Four forces are applied to a wheel of radius 20 cm as shown in Fig. The net torque produced by the forces about O is ___Nm 

Magnitude of torque = Fr sin $\mathrm{\theta }$ where $\mathrm{\theta }$ is the angle between the force vector and the radius vector. The torques are (see Fig)

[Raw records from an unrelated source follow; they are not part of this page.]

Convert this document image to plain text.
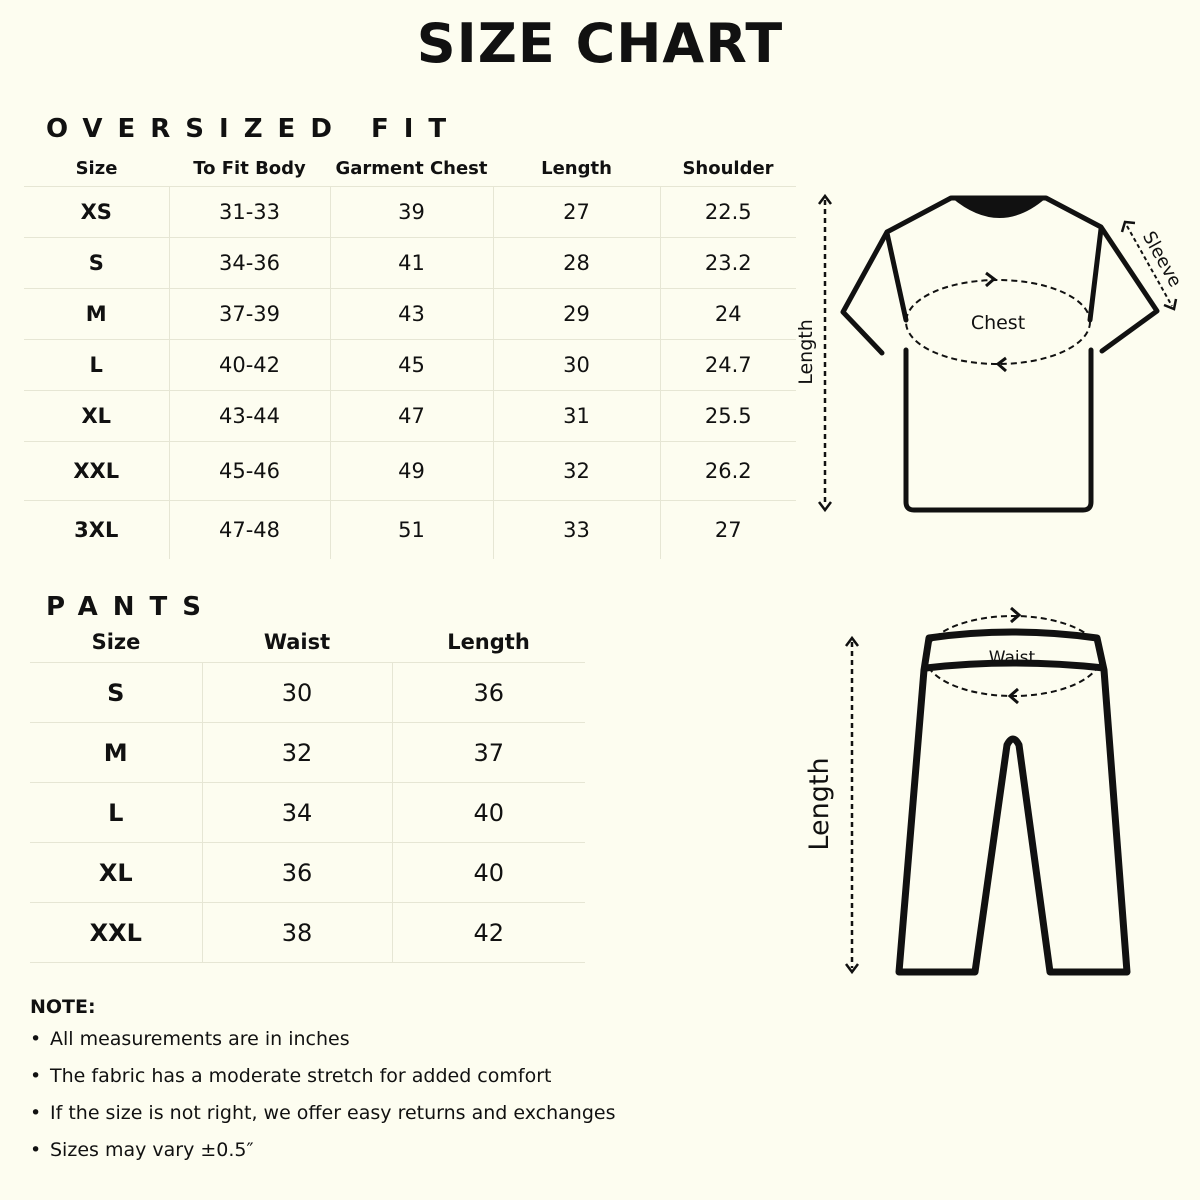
SIZE CHART
OVERSIZED FIT
Size	To Fit Body	Garment Chest	Length	Shoulder
XS	31-33	39	27	22.5
S	34-36	41	28	23.2
M	37-39	43	29	24
L	40-42	45	30	24.7
XL	43-44	47	31	25.5
XXL	45-46	49	32	26.2
3XL	47-48	51	33	27
Length	Chest
Sleeve
PANTS
Size	Waist	Length
S	30	36
M	32	37
L	34	40
XL	36	40
XXL	38	42
Length
Waist

NOTE:

• All measurements are in inches
• The fabric has a moderate stretch for added comfort
• If the size is not right, we offer easy returns and exchanges
• Sizes may vary ±0.5″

$\begin{array}{l}{\mathrm{\tau }}_1=8\mathrm{N}\times 0.2\mathrm{m}\times \sin {30}^{\circ }=0.8\mathrm{Nm}\text{ (clockwise) }\\ {\mathrm{\tau }}_2=4\mathrm{N}\times 0.2\mathrm{m}\times \sin {90}^{\circ }=0.8\mathrm{Nm}\text{ (anticlockwise) }\\ {\mathrm{\tau }}_3=9\mathrm{N}\times 0.2\mathrm{m}\times \sin {90}^{\circ }=1.8\mathrm{Nm}\text{ (clockwise) }\\ {\mathrm{\tau }}_4=6\mathrm{N}\times 0.2\mathrm{m}\times \sin 0^{\circ }=0\end{array}$

$\therefore$Net torque= + 0.8 Nm - 0.8 Nm + 1.8 Nm + 0 = 1.8 Nm clockwise.